The earliest point of my life where I remember by social justice journey starting was at a fifth grade, father daughter dance. It was the first time I realized my father was disabled.
My friend’s father was doing a swing slide where he pulled her through his legs. She was a giggling mess and said you do it! You can tell my dad didn’t want to disappoint me and just said no, but I pushed the issue, resulting in
‘I can’t do that!’
Dad has (had) a fused hip joint in his left leg causing a limp and limited mobility. His physical limitations have never been a hinderance on me or my family’s life because it never was about what he couldn’t do, just that he had to do things differently. So I didn’t get to do a swing slide through my father’s legs at the dance. I have learned an incredible amount of what strength, tolerance, and patience it takes to live and be a person with a disability.
Now my dad has been like this for 30+ years, longer than my lifetime. He couldn’t do stairs without a railing, put on his shoes without a shoe horn, and a bunch of other things that people take for granted.
Last Wednesday, he underwent a total hip replacement surgery that the doctor declared was the worst he’s ever seen. He isn’t going to be running and jumping any time soon, but I am extremely happy for the range of mobility he will get to have once he is fully recovered.

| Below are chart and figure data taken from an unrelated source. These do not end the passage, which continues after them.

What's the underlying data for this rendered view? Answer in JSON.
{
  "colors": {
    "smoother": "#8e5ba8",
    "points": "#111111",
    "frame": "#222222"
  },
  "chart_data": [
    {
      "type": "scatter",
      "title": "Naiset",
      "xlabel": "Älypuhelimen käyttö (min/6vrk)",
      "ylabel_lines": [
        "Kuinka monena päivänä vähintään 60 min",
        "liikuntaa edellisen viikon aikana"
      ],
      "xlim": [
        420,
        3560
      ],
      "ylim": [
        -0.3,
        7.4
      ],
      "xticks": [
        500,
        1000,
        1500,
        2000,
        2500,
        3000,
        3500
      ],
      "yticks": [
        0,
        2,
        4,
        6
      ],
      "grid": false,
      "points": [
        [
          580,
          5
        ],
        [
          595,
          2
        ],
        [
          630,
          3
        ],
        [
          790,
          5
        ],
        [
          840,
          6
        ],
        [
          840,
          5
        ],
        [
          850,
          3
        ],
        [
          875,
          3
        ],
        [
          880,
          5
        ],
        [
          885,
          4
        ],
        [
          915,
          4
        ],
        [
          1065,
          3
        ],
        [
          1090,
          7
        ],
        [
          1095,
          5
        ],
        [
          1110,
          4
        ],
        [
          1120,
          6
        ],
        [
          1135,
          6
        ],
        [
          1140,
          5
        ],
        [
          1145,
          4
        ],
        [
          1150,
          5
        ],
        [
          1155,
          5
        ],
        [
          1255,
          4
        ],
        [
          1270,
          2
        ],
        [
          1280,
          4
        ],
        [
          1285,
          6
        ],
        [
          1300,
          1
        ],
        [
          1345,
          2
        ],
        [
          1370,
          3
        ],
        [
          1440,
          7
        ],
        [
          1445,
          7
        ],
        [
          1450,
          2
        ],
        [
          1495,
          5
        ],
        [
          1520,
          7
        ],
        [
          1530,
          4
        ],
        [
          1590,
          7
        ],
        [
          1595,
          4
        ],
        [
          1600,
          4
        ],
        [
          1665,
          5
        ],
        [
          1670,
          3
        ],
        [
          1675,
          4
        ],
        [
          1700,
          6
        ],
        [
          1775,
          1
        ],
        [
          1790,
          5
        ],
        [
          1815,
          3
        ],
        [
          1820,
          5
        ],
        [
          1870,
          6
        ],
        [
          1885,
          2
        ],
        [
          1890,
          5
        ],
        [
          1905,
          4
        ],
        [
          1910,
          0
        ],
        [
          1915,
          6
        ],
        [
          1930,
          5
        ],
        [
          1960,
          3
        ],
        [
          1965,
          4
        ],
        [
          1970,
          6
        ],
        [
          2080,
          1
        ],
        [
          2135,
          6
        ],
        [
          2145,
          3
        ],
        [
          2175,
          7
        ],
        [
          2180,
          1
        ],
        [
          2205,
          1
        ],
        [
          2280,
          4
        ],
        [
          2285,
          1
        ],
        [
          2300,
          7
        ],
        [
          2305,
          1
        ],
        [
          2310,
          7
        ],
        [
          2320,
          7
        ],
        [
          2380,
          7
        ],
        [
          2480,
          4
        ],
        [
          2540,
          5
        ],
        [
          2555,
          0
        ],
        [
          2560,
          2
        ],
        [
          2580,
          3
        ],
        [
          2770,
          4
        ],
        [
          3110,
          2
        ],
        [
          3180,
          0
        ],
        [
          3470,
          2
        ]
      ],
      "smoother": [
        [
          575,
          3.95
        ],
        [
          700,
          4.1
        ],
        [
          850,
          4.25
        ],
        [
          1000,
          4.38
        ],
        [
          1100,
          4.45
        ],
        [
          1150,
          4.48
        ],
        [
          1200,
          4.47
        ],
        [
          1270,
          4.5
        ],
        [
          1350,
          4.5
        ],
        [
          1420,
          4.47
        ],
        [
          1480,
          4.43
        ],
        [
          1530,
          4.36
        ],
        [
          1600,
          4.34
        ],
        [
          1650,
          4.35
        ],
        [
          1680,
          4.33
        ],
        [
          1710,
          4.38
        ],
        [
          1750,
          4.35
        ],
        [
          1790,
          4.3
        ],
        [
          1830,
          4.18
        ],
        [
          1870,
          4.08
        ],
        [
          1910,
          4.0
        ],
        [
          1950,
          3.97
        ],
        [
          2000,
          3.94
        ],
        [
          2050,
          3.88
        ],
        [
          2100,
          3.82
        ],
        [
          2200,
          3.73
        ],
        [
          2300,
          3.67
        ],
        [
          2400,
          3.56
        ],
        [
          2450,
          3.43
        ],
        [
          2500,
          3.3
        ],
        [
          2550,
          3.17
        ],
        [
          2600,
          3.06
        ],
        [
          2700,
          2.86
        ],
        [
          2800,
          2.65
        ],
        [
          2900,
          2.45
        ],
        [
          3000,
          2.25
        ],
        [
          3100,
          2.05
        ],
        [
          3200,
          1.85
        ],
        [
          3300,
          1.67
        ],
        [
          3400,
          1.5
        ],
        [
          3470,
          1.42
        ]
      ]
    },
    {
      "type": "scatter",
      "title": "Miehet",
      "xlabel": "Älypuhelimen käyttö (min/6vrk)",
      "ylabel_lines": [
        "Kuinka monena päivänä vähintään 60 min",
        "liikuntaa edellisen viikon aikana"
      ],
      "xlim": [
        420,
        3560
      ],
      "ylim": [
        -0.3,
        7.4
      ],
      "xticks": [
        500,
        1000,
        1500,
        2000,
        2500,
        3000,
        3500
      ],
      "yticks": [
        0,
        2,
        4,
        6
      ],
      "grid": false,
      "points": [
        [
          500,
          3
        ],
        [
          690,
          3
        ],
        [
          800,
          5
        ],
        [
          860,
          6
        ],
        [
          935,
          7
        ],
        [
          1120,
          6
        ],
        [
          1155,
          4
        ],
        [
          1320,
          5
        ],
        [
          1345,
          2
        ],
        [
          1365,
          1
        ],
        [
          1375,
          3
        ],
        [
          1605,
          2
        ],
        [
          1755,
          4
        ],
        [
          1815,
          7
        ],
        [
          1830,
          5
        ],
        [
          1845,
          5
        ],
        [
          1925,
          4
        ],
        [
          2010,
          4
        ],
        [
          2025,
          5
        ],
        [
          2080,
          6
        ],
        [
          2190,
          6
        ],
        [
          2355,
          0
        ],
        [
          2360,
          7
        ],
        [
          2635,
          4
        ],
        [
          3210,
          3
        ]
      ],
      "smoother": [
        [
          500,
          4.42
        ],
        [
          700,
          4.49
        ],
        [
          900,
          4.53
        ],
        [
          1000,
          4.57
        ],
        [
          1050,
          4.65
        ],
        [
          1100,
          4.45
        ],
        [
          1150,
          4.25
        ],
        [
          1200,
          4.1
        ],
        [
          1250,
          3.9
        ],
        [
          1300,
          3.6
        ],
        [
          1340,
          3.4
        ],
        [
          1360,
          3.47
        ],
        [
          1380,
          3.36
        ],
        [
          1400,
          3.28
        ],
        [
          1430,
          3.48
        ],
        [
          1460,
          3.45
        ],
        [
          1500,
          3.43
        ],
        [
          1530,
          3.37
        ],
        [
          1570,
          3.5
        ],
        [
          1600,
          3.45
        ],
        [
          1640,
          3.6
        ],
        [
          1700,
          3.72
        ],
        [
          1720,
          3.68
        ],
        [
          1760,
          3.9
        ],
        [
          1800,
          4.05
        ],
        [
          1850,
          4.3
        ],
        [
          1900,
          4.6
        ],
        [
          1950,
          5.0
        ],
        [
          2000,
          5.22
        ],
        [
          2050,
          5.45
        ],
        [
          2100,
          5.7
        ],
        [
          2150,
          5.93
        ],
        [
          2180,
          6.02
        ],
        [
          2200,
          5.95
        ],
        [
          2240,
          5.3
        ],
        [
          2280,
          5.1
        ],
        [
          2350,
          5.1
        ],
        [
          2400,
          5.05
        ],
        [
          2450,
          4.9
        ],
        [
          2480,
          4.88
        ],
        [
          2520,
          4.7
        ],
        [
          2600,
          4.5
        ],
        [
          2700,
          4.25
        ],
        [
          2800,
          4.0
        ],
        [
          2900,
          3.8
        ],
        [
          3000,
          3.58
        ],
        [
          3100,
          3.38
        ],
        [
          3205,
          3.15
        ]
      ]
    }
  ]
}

It wasn’t until this week that I learned he put off the surgery for his family. Though I should have guessed that because he always put us first. What he also gave us without even trying was an understanding for people.
People come in all shapes, sizes, and different physical capabilities. Sometimes my dad and I don’t always agree on socio and political issues and he will ask, ‘how’d you get like this?’ From you, dad because you taught me this very valuable lesson, just because a person is a little different doesn’t mean they should be treated differently.